Syllabus
Part 1: Course Information
Class Time: Monday, 2 to 5 PM
Location: ENR 323
Instructor:
Xiaomeng Jin
Department of Environmental Sciences
Office: ENR 230
Email: xiaomeng.jin@rutgers.edu
Office Hour: Friday, 1 – 2 PM
Part 2: Overview
This course will introduce modern computing software, programming tools and best practices for open-source research that are transparent, accessible, reproducible and inclusive. The course consists of three components:
(1) Introduction to programming in the open-source Python language and in-depth exploration of the numerical analysis and visualization packages that comprise the modern scientific Python ecosystem;
(2) Introduction to the concept of open science and best practices for conducting open-source research;
(3) Introduction to cloud and parallel computing for big data analysis. The course is designed to be accessible for graduate students in atmospheric science, environmental sciences or other disciplines in earth sciences.

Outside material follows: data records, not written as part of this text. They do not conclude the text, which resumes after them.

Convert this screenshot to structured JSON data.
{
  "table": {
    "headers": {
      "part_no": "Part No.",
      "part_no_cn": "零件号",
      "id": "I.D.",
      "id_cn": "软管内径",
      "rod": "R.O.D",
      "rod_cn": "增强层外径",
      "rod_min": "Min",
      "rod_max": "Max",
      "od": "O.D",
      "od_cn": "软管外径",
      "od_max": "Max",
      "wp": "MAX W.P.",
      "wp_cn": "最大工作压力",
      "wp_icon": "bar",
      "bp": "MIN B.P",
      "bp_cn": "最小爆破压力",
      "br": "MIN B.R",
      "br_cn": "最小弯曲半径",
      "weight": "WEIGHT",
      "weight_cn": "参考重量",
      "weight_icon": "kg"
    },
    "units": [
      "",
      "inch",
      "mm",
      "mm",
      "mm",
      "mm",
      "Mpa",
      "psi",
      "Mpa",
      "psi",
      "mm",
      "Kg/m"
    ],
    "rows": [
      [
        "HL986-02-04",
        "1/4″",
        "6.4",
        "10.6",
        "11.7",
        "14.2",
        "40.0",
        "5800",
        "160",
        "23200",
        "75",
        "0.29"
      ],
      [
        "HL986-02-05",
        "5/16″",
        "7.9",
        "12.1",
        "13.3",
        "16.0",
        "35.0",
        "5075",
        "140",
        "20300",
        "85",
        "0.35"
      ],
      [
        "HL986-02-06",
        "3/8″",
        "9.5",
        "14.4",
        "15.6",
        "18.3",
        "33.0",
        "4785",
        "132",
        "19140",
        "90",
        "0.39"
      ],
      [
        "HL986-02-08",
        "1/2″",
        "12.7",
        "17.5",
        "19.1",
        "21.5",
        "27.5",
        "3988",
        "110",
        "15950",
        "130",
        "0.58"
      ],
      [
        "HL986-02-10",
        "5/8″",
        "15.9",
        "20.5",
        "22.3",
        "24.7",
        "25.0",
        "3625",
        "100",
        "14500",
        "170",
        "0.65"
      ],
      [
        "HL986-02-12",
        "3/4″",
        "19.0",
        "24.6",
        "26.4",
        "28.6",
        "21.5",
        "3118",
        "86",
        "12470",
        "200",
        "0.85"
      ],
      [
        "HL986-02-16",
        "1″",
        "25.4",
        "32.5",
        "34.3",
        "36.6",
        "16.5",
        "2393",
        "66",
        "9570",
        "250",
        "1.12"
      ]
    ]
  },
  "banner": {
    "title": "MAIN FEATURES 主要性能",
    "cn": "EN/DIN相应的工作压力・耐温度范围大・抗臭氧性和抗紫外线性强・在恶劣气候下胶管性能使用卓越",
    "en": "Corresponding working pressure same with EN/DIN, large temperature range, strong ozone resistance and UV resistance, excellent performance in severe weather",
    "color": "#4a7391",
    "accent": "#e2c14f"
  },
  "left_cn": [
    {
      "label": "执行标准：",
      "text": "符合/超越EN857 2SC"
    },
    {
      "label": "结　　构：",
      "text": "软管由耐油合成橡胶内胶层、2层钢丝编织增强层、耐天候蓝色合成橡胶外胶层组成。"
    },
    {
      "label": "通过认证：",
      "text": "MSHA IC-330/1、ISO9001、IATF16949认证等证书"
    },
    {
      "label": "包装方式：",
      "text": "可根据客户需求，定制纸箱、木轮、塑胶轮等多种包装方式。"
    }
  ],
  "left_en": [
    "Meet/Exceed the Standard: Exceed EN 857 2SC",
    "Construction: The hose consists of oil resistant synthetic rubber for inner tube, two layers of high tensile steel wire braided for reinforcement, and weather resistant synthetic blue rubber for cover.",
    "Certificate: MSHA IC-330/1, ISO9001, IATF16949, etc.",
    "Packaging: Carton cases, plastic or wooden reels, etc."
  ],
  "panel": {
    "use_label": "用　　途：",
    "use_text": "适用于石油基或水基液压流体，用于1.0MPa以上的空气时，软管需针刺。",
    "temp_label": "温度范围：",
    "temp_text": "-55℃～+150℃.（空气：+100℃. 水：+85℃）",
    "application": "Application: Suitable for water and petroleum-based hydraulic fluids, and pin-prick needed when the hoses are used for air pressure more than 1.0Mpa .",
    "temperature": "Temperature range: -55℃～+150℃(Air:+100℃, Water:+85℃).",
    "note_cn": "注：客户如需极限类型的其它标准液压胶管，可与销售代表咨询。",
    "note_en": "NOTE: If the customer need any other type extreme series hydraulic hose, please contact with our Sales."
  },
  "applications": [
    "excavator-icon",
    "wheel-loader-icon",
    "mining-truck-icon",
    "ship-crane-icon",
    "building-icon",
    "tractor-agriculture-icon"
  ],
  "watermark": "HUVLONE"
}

Student learning will be facilitated through a combination of lectures, in-class exercises, homework assignments and class projects.
Part 3: Course Structure
Format: The instructor will present new materials in the first half of the lecture. The second half of the class will be flipped: students will work first in small groups and then individually on assignments.
Textbook: There is no required textbook. All materials will come from free online resources and the course website itself.
Computers: Students can either bring their laptops or use the computers in ENR 323. Students will use Amarel, the university’s high performance computing cluster, to work on their assignments and final project.
Part 4: Grading Policy
Weekly Assignments (70%)
• Total: 100
• All questions complete: 50
• All questions correct: 30
• Clean, elegant, efficient code: rate between 0 and 10
• Clear comments and explanations: rate between 0 and 10
• Late penalty: -20 per day (24 hrs)
• Lowest grade on an assignment will be dropped.
Final Project (30%)
Part I: Individual Project (20%)
The goal of the final project is to assess your ability to combine and apply the skills you have learned in class in the context of a real-world research problem. Our class has mostly focused on tools for data analysis and visualization, so this must be the focus of your final project. Specifically, we seek to assess your ability to do the following tasks:
• Discover and download real datasets in standard formats (e.g. CSV, netCDF)
• Load the data into pandas or xarray, performing any necessary data cleanup (dealing with missing values, proper time encoding, etc.) along the way.
• Perform realistic scientific calculation involving, for example tasks such as grouping, aggregating, and applying mathematical formulas.
• Visualize your results in well-formatted plots.
Part II: Reproducing Another Student’s Project (10%)
The goal of the second part is to assess the reproducibility of the student’s project, and whether the students can reproduce and collaborate with others on code development. Our class focuses on conducting open-source research that are transparent, accessible, reproducible and inclusive, so your final project should demonstrate your understanding and ability to perform open-source research. We seek to assess your ability to:
• Clearly document your analysis to make it reproducible.
• Reproduce the other student’s final project.
• Bonus points will be given if the students submit pull requests and issues for code development.